Description: The inherent flexibility of the tribal court context can allow opportunities to employ principles of Peacemaking from the bench. In fact, Tribal judges may or may not be aware that they already employ Peacemaking, especially when they rely on local traditional culture to inform outcomes in a case. This session will discuss principles of Peacemaking frequently and successfully accessed to assist in resolution of cases from the bench, and pitfalls to avoid in doing the same. Special attention will be focused on ensuring that victims’ have full opportunities to voice their perspectives, without compromise to victim safety.
Oct 7, 2014. Closing plenary session. Presenters: Hon. Eldrige Coochise (Chief Justice, Retired, Hopi); Brett Lee Shelton (Staff Atty, Native American Rights Fund); Shawn Watts (Assoc. Dir., Edson Quieroz Foundation Mediation Program, Columbia Law School).

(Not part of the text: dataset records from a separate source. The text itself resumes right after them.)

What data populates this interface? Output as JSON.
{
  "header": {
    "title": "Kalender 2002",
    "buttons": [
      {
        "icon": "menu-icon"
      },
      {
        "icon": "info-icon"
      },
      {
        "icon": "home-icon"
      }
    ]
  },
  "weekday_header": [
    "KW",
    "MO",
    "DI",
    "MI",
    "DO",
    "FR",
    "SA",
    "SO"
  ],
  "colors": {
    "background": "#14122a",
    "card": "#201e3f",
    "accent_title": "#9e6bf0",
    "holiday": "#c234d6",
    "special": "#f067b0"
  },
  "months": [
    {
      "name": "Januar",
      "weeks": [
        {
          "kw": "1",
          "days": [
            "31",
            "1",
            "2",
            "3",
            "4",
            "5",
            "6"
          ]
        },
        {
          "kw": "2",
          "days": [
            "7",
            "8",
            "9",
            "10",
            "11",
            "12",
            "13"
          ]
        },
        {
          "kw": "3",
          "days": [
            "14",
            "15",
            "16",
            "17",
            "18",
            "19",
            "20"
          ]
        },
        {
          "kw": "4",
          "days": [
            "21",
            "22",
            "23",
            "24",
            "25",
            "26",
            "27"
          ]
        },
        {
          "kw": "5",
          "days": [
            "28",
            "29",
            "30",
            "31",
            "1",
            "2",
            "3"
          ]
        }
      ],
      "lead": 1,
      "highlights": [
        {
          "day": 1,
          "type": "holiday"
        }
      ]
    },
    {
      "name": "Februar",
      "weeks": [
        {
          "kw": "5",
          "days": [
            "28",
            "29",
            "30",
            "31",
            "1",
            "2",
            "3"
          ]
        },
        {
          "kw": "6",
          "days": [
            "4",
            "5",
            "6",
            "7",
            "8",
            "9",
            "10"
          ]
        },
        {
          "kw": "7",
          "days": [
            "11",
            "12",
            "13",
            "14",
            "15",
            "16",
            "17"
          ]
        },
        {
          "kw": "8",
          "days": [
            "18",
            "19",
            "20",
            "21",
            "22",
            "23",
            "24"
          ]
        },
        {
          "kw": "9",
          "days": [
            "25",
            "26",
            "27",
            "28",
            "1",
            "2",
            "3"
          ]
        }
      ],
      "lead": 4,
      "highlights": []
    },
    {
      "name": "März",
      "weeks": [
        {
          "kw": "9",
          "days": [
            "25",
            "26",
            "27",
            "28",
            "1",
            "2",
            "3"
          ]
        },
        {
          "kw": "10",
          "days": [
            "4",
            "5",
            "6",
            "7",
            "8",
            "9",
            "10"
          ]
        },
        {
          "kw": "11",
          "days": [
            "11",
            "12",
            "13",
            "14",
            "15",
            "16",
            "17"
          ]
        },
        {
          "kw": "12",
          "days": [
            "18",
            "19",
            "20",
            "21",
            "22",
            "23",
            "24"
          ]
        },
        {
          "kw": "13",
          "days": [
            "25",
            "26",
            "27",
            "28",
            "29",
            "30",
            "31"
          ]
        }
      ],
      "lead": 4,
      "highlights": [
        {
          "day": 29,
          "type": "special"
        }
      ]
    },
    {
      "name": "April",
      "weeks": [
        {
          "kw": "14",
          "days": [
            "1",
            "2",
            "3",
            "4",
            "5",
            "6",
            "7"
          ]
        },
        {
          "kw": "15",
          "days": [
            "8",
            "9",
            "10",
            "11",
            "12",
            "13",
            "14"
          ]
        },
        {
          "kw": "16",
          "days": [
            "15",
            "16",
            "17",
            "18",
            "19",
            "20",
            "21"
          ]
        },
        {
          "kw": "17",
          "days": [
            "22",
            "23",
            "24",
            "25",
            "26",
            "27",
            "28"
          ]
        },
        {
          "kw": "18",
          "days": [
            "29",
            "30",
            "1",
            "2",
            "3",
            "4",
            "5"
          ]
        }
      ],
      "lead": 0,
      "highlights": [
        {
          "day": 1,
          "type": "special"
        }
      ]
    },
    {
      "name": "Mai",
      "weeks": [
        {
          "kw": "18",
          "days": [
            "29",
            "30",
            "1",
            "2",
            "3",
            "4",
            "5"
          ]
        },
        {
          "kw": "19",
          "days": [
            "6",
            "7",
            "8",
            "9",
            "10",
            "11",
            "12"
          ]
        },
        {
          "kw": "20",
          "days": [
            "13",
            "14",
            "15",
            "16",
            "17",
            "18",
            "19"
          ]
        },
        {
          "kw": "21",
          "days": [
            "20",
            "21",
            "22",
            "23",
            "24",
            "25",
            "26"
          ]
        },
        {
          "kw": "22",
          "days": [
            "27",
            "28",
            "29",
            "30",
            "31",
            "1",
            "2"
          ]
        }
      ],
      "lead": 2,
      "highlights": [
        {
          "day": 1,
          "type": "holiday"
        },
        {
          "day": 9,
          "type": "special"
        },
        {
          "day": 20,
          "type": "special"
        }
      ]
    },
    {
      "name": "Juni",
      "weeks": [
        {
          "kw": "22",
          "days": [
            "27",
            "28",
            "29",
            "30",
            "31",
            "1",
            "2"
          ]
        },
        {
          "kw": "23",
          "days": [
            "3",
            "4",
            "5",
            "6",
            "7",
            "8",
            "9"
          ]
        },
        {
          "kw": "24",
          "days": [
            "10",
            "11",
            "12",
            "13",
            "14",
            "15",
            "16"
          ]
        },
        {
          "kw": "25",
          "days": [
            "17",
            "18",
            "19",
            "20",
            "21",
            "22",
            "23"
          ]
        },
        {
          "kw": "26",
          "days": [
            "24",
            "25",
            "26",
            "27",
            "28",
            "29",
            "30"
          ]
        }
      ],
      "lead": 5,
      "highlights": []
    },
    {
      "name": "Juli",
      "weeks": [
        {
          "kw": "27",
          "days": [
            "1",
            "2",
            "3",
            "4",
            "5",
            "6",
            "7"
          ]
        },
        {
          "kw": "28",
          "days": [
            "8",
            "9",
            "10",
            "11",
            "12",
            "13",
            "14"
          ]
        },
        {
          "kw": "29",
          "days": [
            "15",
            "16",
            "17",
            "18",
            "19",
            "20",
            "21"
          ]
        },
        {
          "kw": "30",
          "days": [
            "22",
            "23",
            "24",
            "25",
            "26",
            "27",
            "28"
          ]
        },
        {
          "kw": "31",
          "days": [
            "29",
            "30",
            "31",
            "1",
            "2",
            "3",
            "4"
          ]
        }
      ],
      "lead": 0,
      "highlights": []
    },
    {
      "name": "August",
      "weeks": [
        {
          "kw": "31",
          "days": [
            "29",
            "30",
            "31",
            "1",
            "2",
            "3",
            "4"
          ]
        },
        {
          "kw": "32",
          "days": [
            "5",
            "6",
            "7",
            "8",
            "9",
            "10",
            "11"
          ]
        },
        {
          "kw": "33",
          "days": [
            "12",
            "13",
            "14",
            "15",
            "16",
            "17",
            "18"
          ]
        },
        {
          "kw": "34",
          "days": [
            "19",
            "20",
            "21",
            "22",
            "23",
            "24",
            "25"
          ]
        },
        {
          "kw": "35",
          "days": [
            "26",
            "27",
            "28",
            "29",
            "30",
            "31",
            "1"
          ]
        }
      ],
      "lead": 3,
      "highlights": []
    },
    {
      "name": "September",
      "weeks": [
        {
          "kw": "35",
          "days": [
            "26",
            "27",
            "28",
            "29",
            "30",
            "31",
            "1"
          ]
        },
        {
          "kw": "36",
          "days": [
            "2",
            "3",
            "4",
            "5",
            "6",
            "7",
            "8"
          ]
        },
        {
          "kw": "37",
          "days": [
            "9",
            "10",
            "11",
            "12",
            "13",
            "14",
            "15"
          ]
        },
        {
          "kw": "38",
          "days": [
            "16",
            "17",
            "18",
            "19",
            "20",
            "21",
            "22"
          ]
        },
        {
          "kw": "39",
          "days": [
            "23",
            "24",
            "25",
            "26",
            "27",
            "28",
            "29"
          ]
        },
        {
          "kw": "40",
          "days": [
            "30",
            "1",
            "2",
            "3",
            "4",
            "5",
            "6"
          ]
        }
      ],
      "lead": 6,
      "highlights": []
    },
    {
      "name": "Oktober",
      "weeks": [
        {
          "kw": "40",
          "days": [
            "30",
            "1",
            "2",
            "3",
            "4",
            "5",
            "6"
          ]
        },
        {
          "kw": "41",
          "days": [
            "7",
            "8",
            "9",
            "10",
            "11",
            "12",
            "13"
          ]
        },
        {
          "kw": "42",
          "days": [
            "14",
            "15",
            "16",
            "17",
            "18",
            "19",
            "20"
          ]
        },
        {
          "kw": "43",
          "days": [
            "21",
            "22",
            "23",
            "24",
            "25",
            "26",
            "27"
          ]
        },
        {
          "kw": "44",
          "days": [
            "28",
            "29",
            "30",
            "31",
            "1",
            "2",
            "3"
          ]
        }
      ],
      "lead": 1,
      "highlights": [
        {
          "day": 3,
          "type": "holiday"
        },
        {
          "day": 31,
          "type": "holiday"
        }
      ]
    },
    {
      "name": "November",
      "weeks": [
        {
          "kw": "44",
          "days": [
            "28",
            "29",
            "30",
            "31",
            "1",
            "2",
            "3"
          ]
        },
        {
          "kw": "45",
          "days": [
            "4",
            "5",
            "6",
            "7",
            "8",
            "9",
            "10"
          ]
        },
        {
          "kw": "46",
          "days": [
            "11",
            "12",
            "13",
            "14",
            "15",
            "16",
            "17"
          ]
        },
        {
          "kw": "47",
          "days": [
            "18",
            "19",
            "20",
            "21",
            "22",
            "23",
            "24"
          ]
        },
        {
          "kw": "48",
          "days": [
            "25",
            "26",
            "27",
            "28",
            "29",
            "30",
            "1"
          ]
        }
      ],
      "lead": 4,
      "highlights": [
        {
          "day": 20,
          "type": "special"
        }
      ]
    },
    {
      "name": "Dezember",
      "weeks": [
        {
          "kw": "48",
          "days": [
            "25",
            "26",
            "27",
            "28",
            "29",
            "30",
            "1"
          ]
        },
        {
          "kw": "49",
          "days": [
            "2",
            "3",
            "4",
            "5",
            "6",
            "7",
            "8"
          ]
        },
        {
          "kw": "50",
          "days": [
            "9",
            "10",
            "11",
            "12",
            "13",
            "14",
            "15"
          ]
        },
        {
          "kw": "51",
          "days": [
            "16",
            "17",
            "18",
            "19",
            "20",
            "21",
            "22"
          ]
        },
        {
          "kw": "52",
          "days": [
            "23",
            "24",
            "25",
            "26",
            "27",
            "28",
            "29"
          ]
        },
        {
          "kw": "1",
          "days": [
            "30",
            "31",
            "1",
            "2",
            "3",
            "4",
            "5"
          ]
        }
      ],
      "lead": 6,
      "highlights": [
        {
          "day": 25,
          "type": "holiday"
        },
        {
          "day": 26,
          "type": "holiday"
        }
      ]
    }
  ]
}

Description: Implementing Peacemaking or other tribal dispute resolution processes is a step towards healing for your people. It is a step towards reclaiming the traditional ways the people resolved their disputes and punished wrongdoers. Traditional methods of dispute resolution ensured the people could continue to live together and trust and rely on each other. Resentments had to be washed clean, wrongdoers had to be rehabilitated, victims had to be cared for and restored, and communities and families had to be healed. Taking up these processes is taking up your ability and responsibility to reverse the de-culturization programs of the past, to reclaim the tribal culture and identity. It is a step towards reclaiming power to do things as your people know best- it is an act of sovereignty to reclaim your responsibility. Recap of previous, what is the next step, what can we do moving together?